From mboxrd@z Thu Jan  1 00:00:00 1970
From: ebiederm@xmission.com (Eric W. Biederman)
Subject: Re: [Patch net-next] net: make neigh tables per netns
Date: Thu, 26 Jun 2014 05:10:13 -0700
Message-ID: <87k383lvmi.fsf@x220.int.ebiederm.org>
References: <1403561370-2876-1-git-send-email-xiyou.wangcong@gmail.com>
	<87d2dwsfh6.fsf@x220.int.ebiederm.org>
	<CAM_iQpVeVpcQLPz7GDuni_v5+bJikQkc2cSzrKee72eGuOecDQ@mail.gmail.com>
	<87lhskpizv.fsf@x220.int.ebiederm.org>
	<20140626061438.GA2889@unicorn.suse.cz>
Mime-Version: 1.0
Content-Type: text/plain
Cc: Cong Wang <xiyou.wangcong@gmail.com>,
	Linux Kernel Network Developers <netdev@vger.kernel.org>,
	"David S. Miller" <davem@davemloft.net>,
	Patrick McHardy <kaber@trash.net>,
	stephen hemminger <stephen@networkplumber.org>,
	Cong Wang <cwang@twopensource.com>
To: Michal Kubecek <mkubecek@suse.cz>
Return-path: <netdev-owner@vger.kernel.org>
Received: from out01.mta.xmission.com ([166.70.13.231]:47481 "EHLO
	out01.mta.xmission.com" rhost-flags-OK-OK-OK-OK) by vger.kernel.org
	with ESMTP id S1754485AbaFZMNb (ORCPT
	<rfc822;netdev@vger.kernel.org>); Thu, 26 Jun 2014 08:13:31 -0400
In-Reply-To: <20140626061438.GA2889@unicorn.suse.cz> (Michal Kubecek's message
	of "Thu, 26 Jun 2014 08:14:39 +0200")
Sender: netdev-owner@vger.kernel.org
List-ID: <netdev.vger.kernel.org>

Michal Kubecek <mkubecek@suse.cz> writes:

> On Wed, Jun 25, 2014 at 06:17:08PM -0700, Eric W. Biederman wrote:
>> Cong Wang <xiyou.wangcong@gmail.com> writes:
>> 
>> > On Wed, Jun 25, 2014 at 5:04 PM, Eric W. Biederman
>> > <ebiederm@xmission.com> wrote:
>> 
>> >> The only thing I see that you can gain by this work is getting around
>> >> global limits on neighbor table size.  Something that I think is most
>> >> unwise.
>> >
>> > Yes, this is one the benefits.
>> 
>> I disagree that removing a global DOS prevention check is a benefit.
>
> Network namespaces are often used for e.g.

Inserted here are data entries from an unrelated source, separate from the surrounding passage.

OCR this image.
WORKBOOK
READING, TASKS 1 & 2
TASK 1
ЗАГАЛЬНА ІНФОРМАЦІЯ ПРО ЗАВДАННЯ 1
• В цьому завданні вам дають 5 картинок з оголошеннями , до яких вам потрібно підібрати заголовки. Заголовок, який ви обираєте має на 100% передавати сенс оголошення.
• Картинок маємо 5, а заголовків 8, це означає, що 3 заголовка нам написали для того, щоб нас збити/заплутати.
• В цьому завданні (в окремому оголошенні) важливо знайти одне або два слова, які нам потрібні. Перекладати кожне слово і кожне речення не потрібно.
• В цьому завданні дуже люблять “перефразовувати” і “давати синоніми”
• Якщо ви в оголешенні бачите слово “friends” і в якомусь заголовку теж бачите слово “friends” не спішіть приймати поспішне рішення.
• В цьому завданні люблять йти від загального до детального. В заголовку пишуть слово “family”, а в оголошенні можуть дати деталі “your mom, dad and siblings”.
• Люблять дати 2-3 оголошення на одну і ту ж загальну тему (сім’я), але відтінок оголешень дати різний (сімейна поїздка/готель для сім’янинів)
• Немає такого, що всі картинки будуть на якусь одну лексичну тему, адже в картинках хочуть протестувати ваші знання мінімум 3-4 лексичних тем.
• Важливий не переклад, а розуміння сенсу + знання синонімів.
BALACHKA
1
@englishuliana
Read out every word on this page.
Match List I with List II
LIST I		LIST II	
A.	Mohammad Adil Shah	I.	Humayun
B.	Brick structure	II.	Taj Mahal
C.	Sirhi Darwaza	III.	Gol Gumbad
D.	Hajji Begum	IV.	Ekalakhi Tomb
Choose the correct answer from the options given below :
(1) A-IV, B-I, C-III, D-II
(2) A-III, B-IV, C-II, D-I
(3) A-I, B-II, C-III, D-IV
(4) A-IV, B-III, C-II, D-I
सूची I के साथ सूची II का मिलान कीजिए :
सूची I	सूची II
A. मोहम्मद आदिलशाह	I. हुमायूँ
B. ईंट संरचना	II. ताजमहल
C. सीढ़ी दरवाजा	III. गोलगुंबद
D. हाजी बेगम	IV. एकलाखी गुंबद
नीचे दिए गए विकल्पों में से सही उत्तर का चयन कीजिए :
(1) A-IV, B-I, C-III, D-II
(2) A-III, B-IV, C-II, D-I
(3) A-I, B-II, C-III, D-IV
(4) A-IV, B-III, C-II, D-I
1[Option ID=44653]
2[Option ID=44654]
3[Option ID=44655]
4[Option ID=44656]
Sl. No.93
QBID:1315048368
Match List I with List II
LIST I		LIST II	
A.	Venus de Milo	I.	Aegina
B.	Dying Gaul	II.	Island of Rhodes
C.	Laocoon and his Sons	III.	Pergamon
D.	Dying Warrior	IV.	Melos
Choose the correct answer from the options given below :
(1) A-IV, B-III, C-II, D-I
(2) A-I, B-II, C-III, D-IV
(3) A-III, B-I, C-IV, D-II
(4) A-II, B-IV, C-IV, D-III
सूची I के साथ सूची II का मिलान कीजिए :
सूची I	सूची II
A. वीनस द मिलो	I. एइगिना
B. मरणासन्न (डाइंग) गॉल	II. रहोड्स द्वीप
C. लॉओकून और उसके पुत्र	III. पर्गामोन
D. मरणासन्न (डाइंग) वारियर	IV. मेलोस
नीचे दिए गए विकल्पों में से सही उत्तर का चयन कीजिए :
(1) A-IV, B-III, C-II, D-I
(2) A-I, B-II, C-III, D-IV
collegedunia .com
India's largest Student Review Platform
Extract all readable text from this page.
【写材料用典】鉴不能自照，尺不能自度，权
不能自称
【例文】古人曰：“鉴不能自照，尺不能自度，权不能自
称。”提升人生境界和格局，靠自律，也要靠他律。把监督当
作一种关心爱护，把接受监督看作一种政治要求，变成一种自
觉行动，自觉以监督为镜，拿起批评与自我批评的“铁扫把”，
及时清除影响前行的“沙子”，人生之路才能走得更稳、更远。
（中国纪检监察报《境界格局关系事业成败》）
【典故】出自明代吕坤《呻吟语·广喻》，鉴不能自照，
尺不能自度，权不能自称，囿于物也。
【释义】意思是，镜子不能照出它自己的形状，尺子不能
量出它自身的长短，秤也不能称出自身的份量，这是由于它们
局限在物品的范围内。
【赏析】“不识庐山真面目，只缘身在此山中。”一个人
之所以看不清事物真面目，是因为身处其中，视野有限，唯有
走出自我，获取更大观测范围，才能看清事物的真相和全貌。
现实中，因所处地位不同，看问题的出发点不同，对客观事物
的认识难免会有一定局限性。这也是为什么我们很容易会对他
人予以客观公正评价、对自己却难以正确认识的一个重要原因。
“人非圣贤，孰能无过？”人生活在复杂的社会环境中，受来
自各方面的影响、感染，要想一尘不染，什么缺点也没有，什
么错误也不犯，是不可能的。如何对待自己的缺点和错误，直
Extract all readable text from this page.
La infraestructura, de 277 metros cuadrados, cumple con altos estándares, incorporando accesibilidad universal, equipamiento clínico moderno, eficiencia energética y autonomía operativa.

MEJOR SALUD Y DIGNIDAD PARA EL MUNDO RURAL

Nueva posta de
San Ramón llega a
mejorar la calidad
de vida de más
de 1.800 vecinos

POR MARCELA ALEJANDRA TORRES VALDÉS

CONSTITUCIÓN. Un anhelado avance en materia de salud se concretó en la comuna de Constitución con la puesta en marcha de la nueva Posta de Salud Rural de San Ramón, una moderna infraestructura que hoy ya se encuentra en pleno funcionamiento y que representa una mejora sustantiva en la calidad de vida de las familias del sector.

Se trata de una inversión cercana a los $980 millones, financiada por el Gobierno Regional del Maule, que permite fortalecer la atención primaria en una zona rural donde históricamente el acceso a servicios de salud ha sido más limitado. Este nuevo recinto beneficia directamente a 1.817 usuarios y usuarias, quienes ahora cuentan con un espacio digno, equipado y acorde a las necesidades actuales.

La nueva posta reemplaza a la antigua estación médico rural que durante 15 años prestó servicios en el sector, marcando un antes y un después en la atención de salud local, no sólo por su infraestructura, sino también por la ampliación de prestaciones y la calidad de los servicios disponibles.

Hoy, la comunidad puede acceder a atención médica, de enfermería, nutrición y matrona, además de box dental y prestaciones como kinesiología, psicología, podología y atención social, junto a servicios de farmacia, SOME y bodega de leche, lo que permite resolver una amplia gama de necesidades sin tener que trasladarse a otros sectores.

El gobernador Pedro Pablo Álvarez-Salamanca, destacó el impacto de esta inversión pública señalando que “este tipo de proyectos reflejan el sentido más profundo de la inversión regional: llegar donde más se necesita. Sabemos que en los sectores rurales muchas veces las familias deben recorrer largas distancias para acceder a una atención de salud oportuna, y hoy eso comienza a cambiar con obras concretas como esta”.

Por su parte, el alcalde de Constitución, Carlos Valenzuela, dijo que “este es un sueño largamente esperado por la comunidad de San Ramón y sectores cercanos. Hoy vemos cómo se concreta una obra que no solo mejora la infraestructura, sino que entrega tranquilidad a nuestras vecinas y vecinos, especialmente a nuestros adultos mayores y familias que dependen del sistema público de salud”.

LXC containers. In such case,
> it would IMHO make sense if reaching the limits in one container didn't
> affect other containers or the host system.

I agree it would be good if one network namespace could not DOS
another.   It has even happened once or twice.  Probably the most
siginificant ways is when people create lots of network namespaces
(think 100s) and with just one or two neighbour tables per network
namespace exhaust the global neighbour limit.

However even in that case we don't want to remove the global limit and
allow ways to DOS the host that are not possible today.

I think there is some real potential in improving the neighbour cache.
We can DOS a system that is plugged into two networks by having an arp
flood of say 10,000 hosts on one interface that makes the other
interface useless.

Anyone who cares about ipv6 probably also wants to take a good hard look
at the neighbour table.  One documented attack on an ipv6 router is to
try to talk to each host in a /64 in turn.  To avoid that class of
problem ipv4 subnets are typically kept small, and that isn't a
realistic option in ipv6 for anyting except point to point links.

Which means there is a lot of room too improve how the neighbour table
behaves in a meaningful way.  I would be very happy to review patches
that make the neighbour cache better for everyone.  Figuring out how
to cleanly remove a lock sounds like one way.  Figuring out how to shape
the data structures and the limits so that a system stays performant and
is resistant to DOS attacks when a machine is connected to lots of
networks is another way.

Eric